Yine de söyleyeyim. Kimse bulunduğu yerden kıpırdamadı bile. Kaba güç ince bir işleyişe olan ihtiyacı daha da artırıyor. Kalp güçlenerek çıkıyor. İnsanlar özgürlüklerine inançlarına değerlerine uğruna yaşamaya kaybetmeye vermeye değer olan şeylere daha sıkı bağlanıyor.
Başörtülü kızlar tamam hüzünlüler ama yine de şenler. Harlem’de Malcolm X camiinde bir gurup gençten ne duydumsa o : Allah var! Problem yok!
Kaba güç iyice çıplak ve yalnız kaldı. Eski karizması yok. Pörsüdü, etkisizleşti. İptal etmeseydi yargıçlar bu düzenlemeyi mesela, Türkiye’nin önü mü açılıyor, bir zihin açıklığı mı oldu diye heyecan olabilirdi ama şimdi hiçbir his yok. Hissizliğe hissizlik.
Yasakların bir esprisi kalmadı. Kızlarda uzaktan gözyaşı akar gibi oluyor ama yakına gidince başka bir parıltı görülüyor. Okuma, anlama, dinleme, daha çok insan olma daha iyi yenilme parıltısı. (Beddualar var bak onu söyleyeyim).
Artık bu yasak öğretim görevlilerinin kendilerine olan saygılarını da erozyona uğrattı. Nasıl baş ediyorlar bilemiyorum. Öğrencisi şiddete uğramış, derse gelememiş bir öğretmen huzurlu olur mu. Buna karşı koyamadan, cümle kapısının önünde insanlığın savunusunu yapamadan sınıfa girince kime ne öğretebilir.
Zaten yasağı desteklediğini açıktan söyleyen öğretim üyesi neredeyse kalmadı. İçinden onaylayanlar olsa bile, biliyorlar ki maşeri vicdana sığmayan bu kör karanlık düşünceyi açığa vurmak artık evrensel bir ayıp. Küçük düşürücü, vizyonu küçücük yapan bir duruş. Kim takar böylelerinin kürsülerini, derslerini.
Üstte hukuk adı altında bir ayırma parçalama süredursun, birarada yaşamanın hukuku düşüncelerin, şehirlerin ara sokaklarında incelikle konuşa konuşa dokuna dokuna üretiliyor. Bunu anlatmalı çoğaltmalıyız.

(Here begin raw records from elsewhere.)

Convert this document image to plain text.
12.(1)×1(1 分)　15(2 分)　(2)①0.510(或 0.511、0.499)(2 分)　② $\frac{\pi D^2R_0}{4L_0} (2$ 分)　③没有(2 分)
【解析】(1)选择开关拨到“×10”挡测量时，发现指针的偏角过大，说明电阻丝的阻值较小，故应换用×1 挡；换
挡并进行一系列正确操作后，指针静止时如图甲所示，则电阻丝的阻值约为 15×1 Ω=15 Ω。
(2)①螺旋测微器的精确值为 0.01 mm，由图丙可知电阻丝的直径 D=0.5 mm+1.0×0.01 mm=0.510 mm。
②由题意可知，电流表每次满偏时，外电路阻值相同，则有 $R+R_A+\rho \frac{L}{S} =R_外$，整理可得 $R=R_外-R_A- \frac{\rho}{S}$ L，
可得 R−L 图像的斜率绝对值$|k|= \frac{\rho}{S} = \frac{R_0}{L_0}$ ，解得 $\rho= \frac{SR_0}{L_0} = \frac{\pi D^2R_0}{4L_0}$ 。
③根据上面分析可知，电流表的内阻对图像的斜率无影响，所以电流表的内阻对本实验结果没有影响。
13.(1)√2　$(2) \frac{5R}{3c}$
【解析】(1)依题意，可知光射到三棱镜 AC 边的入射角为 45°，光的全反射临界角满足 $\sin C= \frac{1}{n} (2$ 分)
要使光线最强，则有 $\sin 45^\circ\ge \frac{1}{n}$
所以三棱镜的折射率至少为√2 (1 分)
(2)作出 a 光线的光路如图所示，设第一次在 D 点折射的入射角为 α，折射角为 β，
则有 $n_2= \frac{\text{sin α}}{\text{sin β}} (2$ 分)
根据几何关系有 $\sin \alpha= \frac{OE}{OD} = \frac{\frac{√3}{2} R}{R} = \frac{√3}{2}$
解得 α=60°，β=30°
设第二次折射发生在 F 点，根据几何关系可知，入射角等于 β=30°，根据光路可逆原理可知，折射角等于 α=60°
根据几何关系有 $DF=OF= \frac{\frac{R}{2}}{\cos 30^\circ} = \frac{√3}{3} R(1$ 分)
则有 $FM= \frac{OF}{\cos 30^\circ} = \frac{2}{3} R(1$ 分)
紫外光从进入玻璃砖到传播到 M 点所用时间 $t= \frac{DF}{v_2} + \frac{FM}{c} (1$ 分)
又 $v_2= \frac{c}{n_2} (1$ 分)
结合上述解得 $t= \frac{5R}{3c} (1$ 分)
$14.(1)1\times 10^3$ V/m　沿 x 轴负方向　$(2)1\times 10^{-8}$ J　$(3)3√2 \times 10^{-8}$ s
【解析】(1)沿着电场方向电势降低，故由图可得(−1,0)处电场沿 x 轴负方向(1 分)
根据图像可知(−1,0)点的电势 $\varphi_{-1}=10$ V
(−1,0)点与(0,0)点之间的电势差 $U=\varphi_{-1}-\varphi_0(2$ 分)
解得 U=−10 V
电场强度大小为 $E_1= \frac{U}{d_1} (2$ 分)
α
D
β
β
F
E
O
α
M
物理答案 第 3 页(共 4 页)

Yazıya Serdar Akinan’ın 6 Haziran’da Akşam gazetesinde yazdığı bir yazıdan alıntı yaparak son vermek istiyorum. Kurtuluş savaşında savaşmayıp keyif yapan zenginlerin halkla ilişkisini sorgulayan bir yazı.
…bizi her vakit ölüme mahkum; sırf zenginlerin emval ve eşyasının muhafazası, hayatının idamesi için yaratılmış ayrı bir kavim gibi telakki ediyorlarsa –yanılıyorlar-…. (M. Nureddin Gaziantep müdafaası, s. 174-175, 1920 Ağustos’unda kaleme alınan bildiri).
Sorum baki :
Yasak için büyük ve soylu açıklamanız nedir?